“And you say he wore the squirrel coat—the very one I missed from the shed door where it was drying? And all the time I think it was the African from the lumber-camp who takes it.”
He laughed aloud and stretched his arms out with a little cry of pleasure.
“Ah, it is good, very good, for one outcast to clothe another. To-night I must put out some bread and honey, as my people used to for the little spirits; the manikin may be hungry.”

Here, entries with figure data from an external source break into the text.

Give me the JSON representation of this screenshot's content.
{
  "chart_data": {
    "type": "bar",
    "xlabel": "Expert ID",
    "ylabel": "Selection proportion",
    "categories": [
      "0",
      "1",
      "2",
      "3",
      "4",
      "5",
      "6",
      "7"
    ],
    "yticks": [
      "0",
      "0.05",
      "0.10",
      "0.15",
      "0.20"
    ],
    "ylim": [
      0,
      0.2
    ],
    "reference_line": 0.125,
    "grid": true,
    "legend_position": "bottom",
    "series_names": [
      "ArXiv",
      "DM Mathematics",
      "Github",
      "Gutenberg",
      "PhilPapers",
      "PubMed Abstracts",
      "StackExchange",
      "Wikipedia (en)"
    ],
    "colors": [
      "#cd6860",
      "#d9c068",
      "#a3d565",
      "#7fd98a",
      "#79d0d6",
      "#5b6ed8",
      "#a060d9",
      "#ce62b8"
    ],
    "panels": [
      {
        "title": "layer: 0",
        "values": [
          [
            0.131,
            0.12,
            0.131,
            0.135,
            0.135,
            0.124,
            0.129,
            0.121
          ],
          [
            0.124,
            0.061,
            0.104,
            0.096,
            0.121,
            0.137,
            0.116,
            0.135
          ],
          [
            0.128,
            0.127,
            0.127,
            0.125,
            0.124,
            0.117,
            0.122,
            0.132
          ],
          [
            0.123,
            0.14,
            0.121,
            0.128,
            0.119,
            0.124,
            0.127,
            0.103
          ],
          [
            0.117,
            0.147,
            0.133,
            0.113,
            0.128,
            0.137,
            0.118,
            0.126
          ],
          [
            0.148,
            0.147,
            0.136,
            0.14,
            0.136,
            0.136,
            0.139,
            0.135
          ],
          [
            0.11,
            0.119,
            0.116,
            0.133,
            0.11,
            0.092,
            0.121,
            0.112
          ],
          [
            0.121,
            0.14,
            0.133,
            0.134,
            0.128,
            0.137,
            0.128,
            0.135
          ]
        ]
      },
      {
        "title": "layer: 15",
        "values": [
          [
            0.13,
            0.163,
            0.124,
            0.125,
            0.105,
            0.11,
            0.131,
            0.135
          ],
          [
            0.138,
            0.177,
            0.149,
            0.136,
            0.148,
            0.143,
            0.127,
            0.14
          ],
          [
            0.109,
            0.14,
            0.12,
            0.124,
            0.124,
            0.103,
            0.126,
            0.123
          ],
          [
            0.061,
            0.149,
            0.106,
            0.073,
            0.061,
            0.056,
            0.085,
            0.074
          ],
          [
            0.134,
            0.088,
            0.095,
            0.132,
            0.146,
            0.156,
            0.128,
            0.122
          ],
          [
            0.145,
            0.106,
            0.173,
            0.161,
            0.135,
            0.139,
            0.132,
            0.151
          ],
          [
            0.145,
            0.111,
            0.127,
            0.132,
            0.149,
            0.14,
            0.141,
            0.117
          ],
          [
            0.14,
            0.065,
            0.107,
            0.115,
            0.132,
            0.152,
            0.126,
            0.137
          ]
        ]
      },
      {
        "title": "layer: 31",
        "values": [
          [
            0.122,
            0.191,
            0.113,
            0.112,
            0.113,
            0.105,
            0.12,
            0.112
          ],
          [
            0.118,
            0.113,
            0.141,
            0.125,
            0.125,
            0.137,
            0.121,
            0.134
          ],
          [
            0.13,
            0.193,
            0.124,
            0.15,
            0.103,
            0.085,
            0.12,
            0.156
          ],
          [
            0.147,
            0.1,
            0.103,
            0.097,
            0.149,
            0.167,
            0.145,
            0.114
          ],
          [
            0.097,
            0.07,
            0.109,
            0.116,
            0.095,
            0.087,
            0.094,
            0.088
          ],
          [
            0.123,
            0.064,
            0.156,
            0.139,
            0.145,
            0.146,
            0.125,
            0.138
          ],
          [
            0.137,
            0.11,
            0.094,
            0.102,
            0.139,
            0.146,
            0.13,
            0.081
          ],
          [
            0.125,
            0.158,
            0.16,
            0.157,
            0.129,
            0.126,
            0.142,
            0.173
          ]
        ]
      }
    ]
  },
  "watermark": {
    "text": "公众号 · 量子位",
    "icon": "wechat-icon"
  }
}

“Tell me,” said David, suddenly, “do your people have any stories—stories of Christmas?”
“Christmas!”
The trapper repeated it—almost as if it were a strange word to him. “Wait a minute—keep very still. I will see can I think back a story of Christmas.”
David sat without stirring, almost without breathing, as the trapper puffed silently at his pipe. He puffed the bowl quite empty, then knocking the ashes clean out of his pipe he put it back in his pocket again and looked up at David with the old grave look.
“There is a people in our country who are called wanderers; some say they have been wanderers for two thousand years. You call them gipsies or Egyptians; we call them ‘Tzigan.’ Now, they are vagabonds, for the most part, dirty, thieving rascals, ready to tell a fortune or pick a pocket, as the fancy takes them; but—it was not always so. Some say that they have been cursed because they feared to give shelter to Mary and Joseph and the Child when the King of Judea forced them to flee into Egypt. But the gipsies themselves say that this is not true; and this is the story the Tzigan mothers tell their children on the night of Christmas, as they sit around the fire that is always burning in the heart of a Romany camp.”
It was winter—and twelve months since the gipsies had driven their flocks of mountain-sheep over the dark, gloomy Balkans, and had settled in the southlands near to the Ægean. It was twelve months since they had seen a wonderful star appear in the sky and heard the singing of angelic voices afar off.
They had marveled much concerning the star until a runner had passed them from the South bringing them news that the star had marked the birth of a Child whom the wise men had hailed as “King of Israel” and “Prince of Peace.” This had made Herod of Judea both afraid and angry and he had sent soldiers secretly to kill the Child; but in the night they had miraculously disappeared—the Child with Mary and Joseph—and no one knew whither they had gone. Therefore Herod had sent runners all over the lands that bordered the Mediterranean with a message forbidding every one giving food or shelter or warmth to the Child, under penalty of death. For Herod’s anger was far-reaching and where his anger fell there fell his sword likewise. Having given his warning, the runner passed on, leaving the gipsies to marvel much over the tale they had heard and the meaning of the star.